Managing Director Colin Carter quoted in Dallas Business Journal
Dallas Business Journal
By Rebecca Ayers | March 24, 2020
How local wealth managers are reacting, changing and reallocating their client’s portfolios depends on a variety of factors.
For instance, it depends on how much risk their client is willing to have and what their age is, but ultimately, it depends on what happens with the coronavirus pandemic.
The pandemic has been one of the main catalysts for both the Dow and S&P 500 to experience thousand-point swings and has led North Texas “non-essential businesses” to face a new work-from-home reality, limit key operations or halt altogether in some cases.
Tiedemann Advisors’ Managing Director Colin Carter explained that the investment and wealth management firm has always run a diversified portfolio for its clients by keeping assets, such as bonds and credit hybrid securities, in its portfolios.
Carter, who is based in Dallas, admits that the swiftness of the market correction took not only him, but everyone by surprise. More recently, one of the firm’s strategies was to sell both appreciated bonds and certain international equities to fortify its cash positions.
“The first thing we want to do is make sure that our clients have ample liquidity in their portfolios,” he said. “That's one of the reasons we are raising our cash position. Then, we also want to raise cash to take advantage of opportunities once this crisis ebbs, and we have a better sense of what the next several quarters look like.”
Bernstein Private Wealth Management’s Greg Young echoed a similar strategy, and explained that, once the firm came out of the global financial crisis, it implemented a methodology so that its clients' portfolios could more readily manage its exposure to risk, especially in uncertain times like these.
Essentially, the firm started trimming its clients' equity exposure starting in January and forward with a corresponding increase in either bonds or bonds and cash, Young said.
“That type of approach, which is geared to a client-specific underlying allocation, whether it's conservative or aggressive, has so far this year — during what is turning out to be a very challenging market environment — actually helped reduce the volatility that clients are experiencing in their portfolios,” he said.
“We're not traders,” Tolleson said. “We're built for the long-term and invest for the long-term. Over the next few weeks or a month, we will actually start rotating more into equities and add a little risk in the equity piece. We're coming out of fixed income. … Again, it's not a big shift, but we do see some opportunities there.”

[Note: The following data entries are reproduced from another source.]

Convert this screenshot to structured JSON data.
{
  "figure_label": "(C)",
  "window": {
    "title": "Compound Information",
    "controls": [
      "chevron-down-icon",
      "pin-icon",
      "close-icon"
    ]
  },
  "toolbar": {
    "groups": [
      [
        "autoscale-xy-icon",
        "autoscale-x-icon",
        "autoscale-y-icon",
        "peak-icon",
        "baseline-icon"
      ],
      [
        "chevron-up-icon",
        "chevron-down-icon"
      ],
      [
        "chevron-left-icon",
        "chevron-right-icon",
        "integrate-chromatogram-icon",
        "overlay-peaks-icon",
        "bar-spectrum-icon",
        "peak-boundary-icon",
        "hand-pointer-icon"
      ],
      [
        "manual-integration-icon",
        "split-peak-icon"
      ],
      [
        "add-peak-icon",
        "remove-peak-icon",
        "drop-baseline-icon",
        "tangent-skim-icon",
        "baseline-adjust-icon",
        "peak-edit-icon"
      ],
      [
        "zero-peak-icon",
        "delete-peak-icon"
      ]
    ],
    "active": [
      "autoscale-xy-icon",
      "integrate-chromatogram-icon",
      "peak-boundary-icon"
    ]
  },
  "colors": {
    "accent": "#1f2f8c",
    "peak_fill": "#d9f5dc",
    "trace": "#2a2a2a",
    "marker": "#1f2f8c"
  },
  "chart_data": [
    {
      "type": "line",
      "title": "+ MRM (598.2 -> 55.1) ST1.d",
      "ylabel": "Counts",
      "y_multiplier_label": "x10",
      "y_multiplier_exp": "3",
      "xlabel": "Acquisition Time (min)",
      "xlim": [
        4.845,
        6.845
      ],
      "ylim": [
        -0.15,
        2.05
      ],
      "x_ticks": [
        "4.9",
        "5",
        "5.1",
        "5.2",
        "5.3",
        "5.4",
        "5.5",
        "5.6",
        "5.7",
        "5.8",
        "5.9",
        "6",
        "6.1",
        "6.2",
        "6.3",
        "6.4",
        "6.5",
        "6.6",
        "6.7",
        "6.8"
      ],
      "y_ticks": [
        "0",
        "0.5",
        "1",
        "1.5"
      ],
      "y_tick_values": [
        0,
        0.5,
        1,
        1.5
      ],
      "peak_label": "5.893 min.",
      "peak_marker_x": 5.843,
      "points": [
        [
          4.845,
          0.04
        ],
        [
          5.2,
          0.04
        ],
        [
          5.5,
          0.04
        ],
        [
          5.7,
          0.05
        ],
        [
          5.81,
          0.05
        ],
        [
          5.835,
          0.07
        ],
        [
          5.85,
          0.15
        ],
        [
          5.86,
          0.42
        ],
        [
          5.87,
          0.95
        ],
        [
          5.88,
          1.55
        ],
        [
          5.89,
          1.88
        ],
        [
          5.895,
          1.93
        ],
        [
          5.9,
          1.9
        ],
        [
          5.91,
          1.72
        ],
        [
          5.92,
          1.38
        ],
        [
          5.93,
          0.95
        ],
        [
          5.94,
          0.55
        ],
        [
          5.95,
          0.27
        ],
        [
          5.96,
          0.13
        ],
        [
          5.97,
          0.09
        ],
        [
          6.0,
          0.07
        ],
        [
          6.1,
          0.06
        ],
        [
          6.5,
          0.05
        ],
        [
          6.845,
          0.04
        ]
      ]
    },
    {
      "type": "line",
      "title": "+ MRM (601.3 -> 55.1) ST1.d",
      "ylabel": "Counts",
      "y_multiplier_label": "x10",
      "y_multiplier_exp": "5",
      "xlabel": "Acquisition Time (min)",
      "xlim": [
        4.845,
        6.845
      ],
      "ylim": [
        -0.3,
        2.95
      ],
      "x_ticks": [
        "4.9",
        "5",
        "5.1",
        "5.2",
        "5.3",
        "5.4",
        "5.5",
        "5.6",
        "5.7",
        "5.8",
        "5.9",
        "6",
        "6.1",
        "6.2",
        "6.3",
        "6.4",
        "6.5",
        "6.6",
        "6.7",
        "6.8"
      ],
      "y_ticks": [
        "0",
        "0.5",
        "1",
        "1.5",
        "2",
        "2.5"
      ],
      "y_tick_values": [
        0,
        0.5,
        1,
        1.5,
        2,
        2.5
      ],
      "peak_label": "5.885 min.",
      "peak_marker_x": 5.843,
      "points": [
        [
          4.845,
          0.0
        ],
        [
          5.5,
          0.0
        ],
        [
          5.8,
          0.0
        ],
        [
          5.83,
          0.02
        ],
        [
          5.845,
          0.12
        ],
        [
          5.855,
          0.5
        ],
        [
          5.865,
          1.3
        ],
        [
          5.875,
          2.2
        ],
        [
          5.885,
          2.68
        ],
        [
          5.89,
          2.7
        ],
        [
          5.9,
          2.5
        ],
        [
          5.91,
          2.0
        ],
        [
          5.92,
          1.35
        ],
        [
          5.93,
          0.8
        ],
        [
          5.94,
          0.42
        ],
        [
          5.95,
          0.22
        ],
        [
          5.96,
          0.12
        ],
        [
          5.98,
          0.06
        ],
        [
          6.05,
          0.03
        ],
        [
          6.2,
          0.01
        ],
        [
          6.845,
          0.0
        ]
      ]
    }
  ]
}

Tiedemann's Carter said that going forward his firm needs to see some stabilization in the virus’ infection rate to have a sense of the recovery of not only people, but the markets themselves. In the meantime, he said the wealth management shop believes there are better opportunities in the U.S. than elsewhere, and the firm is repatriating accordingly.
“When we come out of this, there are going to be certain areas that will benefit or will be even stronger in the recovery mode,” Carter said. “That can include certain credit card companies or payment companies, certain technology companies involving 5G or cell towers, but there are going to be some very unique opportunities once visibility in the economy and earnings return.”
Bernstein’s Managing Director Bowman Hallagan, who is based in Dallas, said that although the speed at which the market will recover is unknown, timing remains critical when investing in the market after it regains strength.
“Participating in that initial burst is critical,” Hallagan said. “What we are trying to caution clients away from is that market timing aspect of portfolios, which always feels like the right thing to do, but inevitably will create a drag on the portfolio.”
Overall, Tolleson said that, although we’re in unprecedented times, it doesn’t change the foundation of what his firm does.
“It's not changing the work we do necessarily, but it is changing how we do it,” he said. “I think constant communication is key.”